Вероятно, эта несчастная люстра в театре давала свет, недостаточный для этой ненасытной жажды блеска; мне показалось, что я вхожу в царство мрака, который постепенно сгущался, в то время, как я грезил о вечной зиме и о полярных ночах. Что касается сцены (на сцене этой давалась комедия), которая одна была освещена, то она казалась мне поразительно маленькой и очень далекой, – как бы в глубине перевернутого стереоскопа. Я не буду утверждать, что я слушал актеров – вы понимаете, что это было невозможно; время от времени мысль моя подхватывала обрывки фразы, и, подобно искусной танцовщице, пользовалась ею, как упругой доской, отталкиваясь от нее и бросаясь в область грез.

Можно было бы предположить, что драма, воспринятая при таких условиях, теряет всякий смысл и всякую логическую связь; спешу разуверить вас: я находил очень тонкий смысл в драме, созданной моим рассеянным воображением. Ничто в ней не смущало меня; я походил на того поэта, который, присутствуя в первый раз на представлении «Эсфири», находил вполне естественным, что Аман объясняется царице в любви. Вы, конечно, догадываетесь, что дело шло о той сцене, когда Аман бросается к ногам Эсфири, умоляя ее простить ему его преступления. Если бы все драмы слушались таким образом, они значительно выиграли бы от этого, даже драмы Расина.

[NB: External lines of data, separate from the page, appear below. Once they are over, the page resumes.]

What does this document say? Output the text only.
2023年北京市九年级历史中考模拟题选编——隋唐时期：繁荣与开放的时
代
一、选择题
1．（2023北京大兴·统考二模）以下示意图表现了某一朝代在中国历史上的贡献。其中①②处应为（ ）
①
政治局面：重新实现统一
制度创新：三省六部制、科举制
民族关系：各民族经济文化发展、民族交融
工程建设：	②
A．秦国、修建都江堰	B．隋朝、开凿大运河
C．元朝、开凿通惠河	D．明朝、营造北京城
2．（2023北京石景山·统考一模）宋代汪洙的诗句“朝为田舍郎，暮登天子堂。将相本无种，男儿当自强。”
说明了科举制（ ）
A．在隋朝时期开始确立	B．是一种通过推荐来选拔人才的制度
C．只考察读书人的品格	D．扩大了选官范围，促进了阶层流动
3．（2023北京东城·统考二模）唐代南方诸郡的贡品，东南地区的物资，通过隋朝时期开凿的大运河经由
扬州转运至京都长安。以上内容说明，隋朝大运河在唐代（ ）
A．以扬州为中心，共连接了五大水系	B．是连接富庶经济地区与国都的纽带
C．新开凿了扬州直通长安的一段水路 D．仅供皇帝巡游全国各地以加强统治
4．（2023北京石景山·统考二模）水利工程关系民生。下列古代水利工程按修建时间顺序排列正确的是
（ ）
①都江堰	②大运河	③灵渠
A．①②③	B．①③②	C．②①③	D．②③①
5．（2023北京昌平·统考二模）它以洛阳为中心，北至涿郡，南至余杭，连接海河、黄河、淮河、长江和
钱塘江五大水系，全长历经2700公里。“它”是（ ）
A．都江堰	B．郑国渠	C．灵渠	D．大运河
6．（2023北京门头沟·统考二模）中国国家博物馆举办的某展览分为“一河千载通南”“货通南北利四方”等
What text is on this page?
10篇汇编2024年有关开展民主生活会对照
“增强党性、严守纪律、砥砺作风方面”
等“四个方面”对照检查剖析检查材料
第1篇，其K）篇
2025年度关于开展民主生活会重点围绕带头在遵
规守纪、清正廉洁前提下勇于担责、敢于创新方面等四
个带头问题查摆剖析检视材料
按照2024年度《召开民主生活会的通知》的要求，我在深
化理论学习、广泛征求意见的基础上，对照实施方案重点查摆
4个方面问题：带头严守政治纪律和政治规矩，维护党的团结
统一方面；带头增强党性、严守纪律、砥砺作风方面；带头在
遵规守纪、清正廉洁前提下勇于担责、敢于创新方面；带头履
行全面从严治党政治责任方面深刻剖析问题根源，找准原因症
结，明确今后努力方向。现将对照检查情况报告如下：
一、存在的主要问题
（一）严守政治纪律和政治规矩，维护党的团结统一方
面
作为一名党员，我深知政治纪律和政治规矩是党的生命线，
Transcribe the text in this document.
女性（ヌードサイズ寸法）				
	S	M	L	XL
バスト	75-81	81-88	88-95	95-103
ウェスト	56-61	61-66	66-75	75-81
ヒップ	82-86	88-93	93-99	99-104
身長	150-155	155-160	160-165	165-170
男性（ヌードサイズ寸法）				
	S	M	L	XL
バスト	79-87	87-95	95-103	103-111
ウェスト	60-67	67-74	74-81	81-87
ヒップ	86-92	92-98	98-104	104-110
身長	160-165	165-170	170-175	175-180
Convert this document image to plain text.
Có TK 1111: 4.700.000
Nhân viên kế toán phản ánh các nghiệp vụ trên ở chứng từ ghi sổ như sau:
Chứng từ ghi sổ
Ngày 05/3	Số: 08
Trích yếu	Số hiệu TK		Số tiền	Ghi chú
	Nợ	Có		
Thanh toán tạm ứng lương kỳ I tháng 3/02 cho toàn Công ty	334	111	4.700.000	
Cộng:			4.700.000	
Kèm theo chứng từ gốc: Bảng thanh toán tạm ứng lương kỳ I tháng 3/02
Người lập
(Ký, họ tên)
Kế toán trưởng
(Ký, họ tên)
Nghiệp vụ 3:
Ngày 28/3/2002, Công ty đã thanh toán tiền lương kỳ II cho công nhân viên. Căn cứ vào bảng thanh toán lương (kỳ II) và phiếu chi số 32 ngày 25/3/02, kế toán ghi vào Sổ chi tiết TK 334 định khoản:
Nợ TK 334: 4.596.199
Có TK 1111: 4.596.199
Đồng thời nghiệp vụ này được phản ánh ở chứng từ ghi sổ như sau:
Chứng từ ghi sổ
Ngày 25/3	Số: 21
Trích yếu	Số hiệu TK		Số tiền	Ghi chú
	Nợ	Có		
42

Актеры казались мне совсем крошечными и обведенными резкими и отчетливыми контурами, подобно фигурам Мессоньера. Я не только ясно различал самые мелкие детали их костюмов, рисунки материй, швы, пуговицы и т.д., но даже линию парика, белила и румяна, и все изощрения грима. И все эти лилипуты были окутаны каким-то холодным, волшебным сиянием, подобным тому, которое дает очень ясное стекло масляной картине. Когда я вышел, наконец, из этого вместилища ледяного мрака, когда внутренняя фантасмагория рассеялась и я пришел в себя, я испытывал такое страшное утомление, какого никогда не вызывала во мне даже самая напряженная работа, вызванная необходимостью».